Ma per parlare di sovranità uno Stato deve avere l’unità del suo popolo e del territorio ed il controllo economico e militare: requisiti che la Somalia del Presidente Mohamud non possiede autonomamente salvo le due regioni settentrionali del Somaliland e del Puntland, entrambe dotate di una forte autonomia e di istituzioni democraticamente elette.
Del resto, nel mondo globalizzato tutte le sovranità sono limitate e la Somalia, dove non occupata dagli Al Shabab, si regge con la missione di peacekeeping dell’Unione Africana sostenuta dall’ONU e con i fondi della comunità internazionale. Può dirsi, quindi, che Nicholas Kay, massimo esponente di quella stessa comunità internazionale che la sostiene militarmente ed economicamente, ha in Somalia più voce in capitolo di Mohamud e gode della fiducia del popolo somalo nel portare a conclusione la Road Map dell’ONU per le elezioni a suffragio universale nel 2016.

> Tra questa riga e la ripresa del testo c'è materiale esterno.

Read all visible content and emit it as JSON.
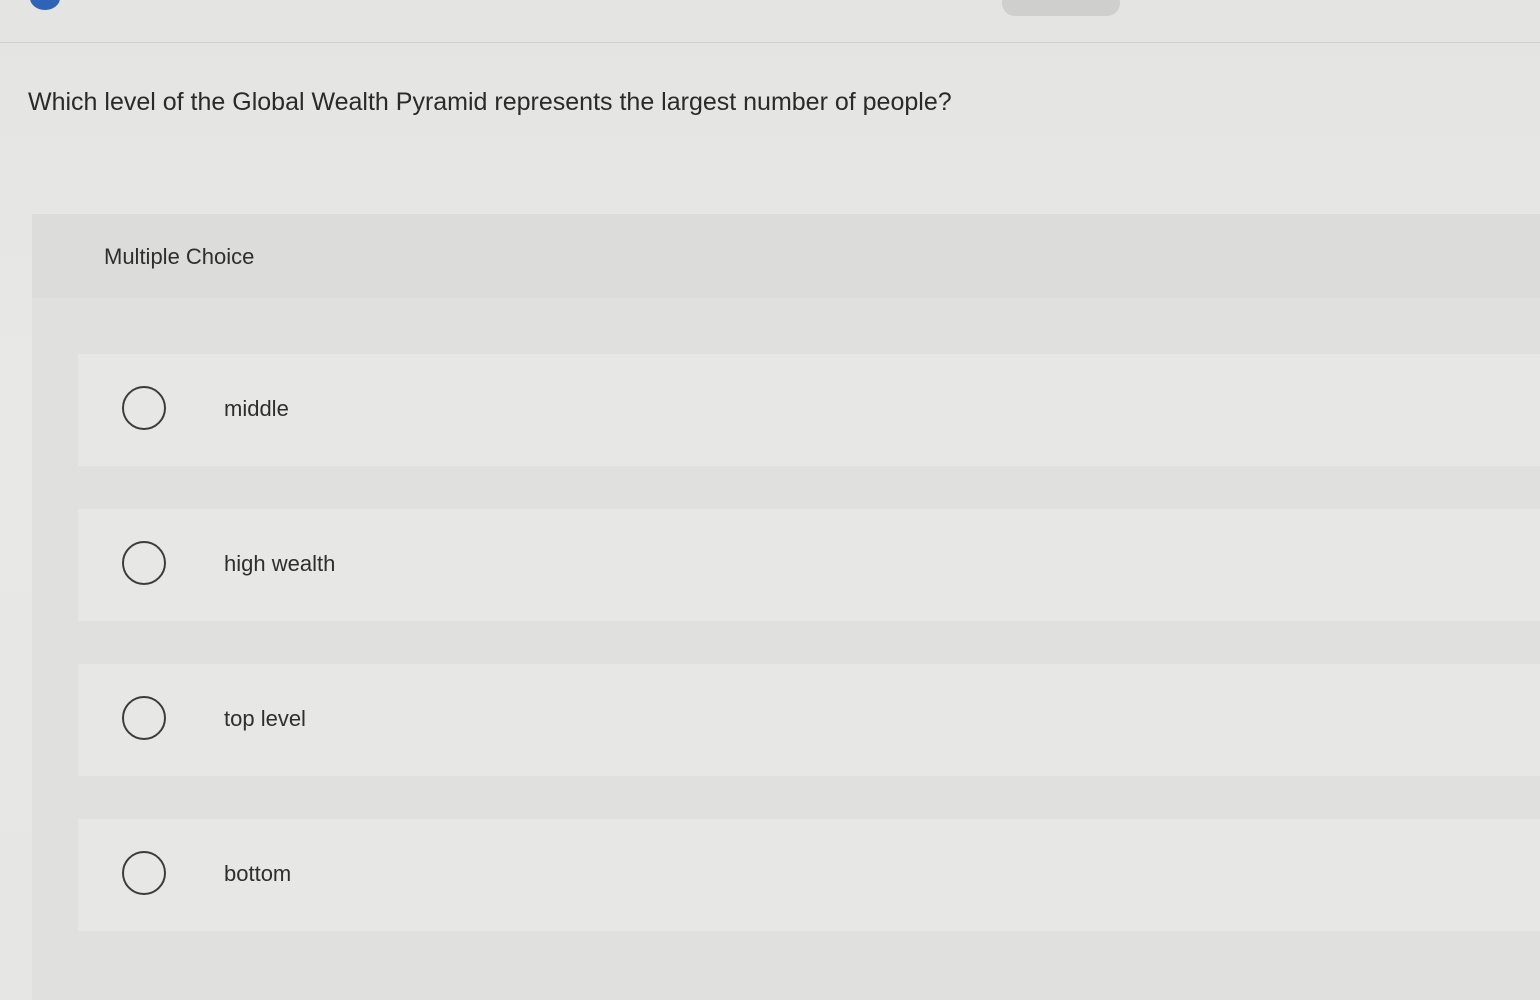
{
  "question": {
    "text": "Which level of the Global Wealth Pyramid represents the largest number of people?"
  },
  "multiple_choice": {
    "label": "Multiple Choice",
    "options": [
      {
        "label": "middle",
        "selected": false
      },
      {
        "label": "high wealth",
        "selected": false
      },
      {
        "label": "top level",
        "selected": false
      },
      {
        "label": "bottom",
        "selected": false
      }
    ]
  },
  "colors": {
    "background": "#e6e6e4",
    "text": "#2a2a2a",
    "accent": "#2f63b8"
  }
}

Il Presidente Mohamud, contrapponendosi alla comunità internazionale come ha fatto con il comunicato del 3 novembre, nuoce gravemente alla Somalia quando non risponde alle accuse di corruzione e di vicinanza agli Al Shabab di alcuni suoi consiglieri.

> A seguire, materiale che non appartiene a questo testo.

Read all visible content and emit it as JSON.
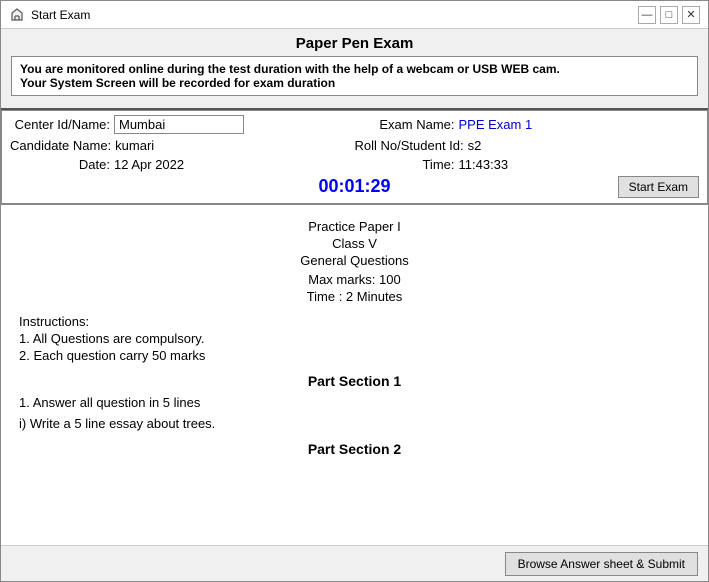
{
  "window": {
    "title": "Start Exam",
    "controls": {
      "minimize": "—",
      "maximize": "□",
      "close": "✕"
    }
  },
  "header": {
    "paper_title": "Paper Pen Exam",
    "monitor_notice_line1": "You are monitored online during the test duration with the help of a webcam or USB WEB cam.",
    "monitor_notice_line2": "Your System Screen will be recorded for exam duration"
  },
  "exam_info": {
    "center_label": "Center Id/Name:",
    "center_value": "Mumbai",
    "exam_name_label": "Exam Name:",
    "exam_name_value": "PPE Exam 1",
    "candidate_label": "Candidate Name:",
    "candidate_value": "kumari",
    "roll_label": "Roll No/Student Id:",
    "roll_value": "s2",
    "date_label": "Date:",
    "date_value": "12 Apr 2022",
    "time_label": "Time:",
    "time_value": "11:43:33",
    "timer_value": "00:01:29",
    "start_exam_label": "Start Exam"
  },
  "content": {
    "practice_title": "Practice Paper I",
    "class_title": "Class V",
    "general_q": "General Questions",
    "max_marks": "Max marks: 100",
    "time_allowed": "Time : 2 Minutes",
    "instructions_title": "Instructions:",
    "instructions": [
      "1. All Questions are compulsory.",
      "2. Each question carry 50 marks"
    ],
    "part1_title": "Part Section 1",
    "part1_instruction": "1. Answer all question in 5 lines",
    "part1_question": "i) Write a 5 line essay about trees.",
    "part2_title": "Part Section 2"
  },
  "footer": {
    "browse_submit_label": "Browse Answer sheet & Submit"
  }
}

Troppo numerose e circostanziate sono le accuse di promiscuità tra Mogadiscio e gli Al Shabab.
E’ del 30 ottobre la strana ed improvvisa morte del Capo della Polizia somala Gen. Mohamed Sheikh Hassan Ismail la cui nomina nel luglio scorso era stata il primo motivo di tensione tra il Presidente Mohamud ed il Primo Ministro Abdiweli. Per il sospetto di avvelenamento, il corpo del Generale è stato portato a Nairobi per l’autopsia. L’indagine ha già portato all’arresto di medici e ristoratori, ma il Generale, prima di morire, ha fatto in tempo a svelare un traffico di armi proveniente dal Somaliland ed indirizzato ad Al Shabab nella città di Jilib. Al porto di Mogadiscio, con la complicità di società e uomini d’affari, era arrivato un container che conteneva bombe molto sofisticate comprate in Iran, transitate da Berbera in Somaliland e, quindi, da Mogadiscio destinate a Jilib, città non lontana da Barawe, ex roccaforte dei jihadisti.
Il Gen. Mohamed Sheikh Hassan Ismail è stato il primo capo della polizia non scelto da Mohamud ed è stato il primo a scoprire il traffico di armi in transito da Mogadiscio per Al Shabab.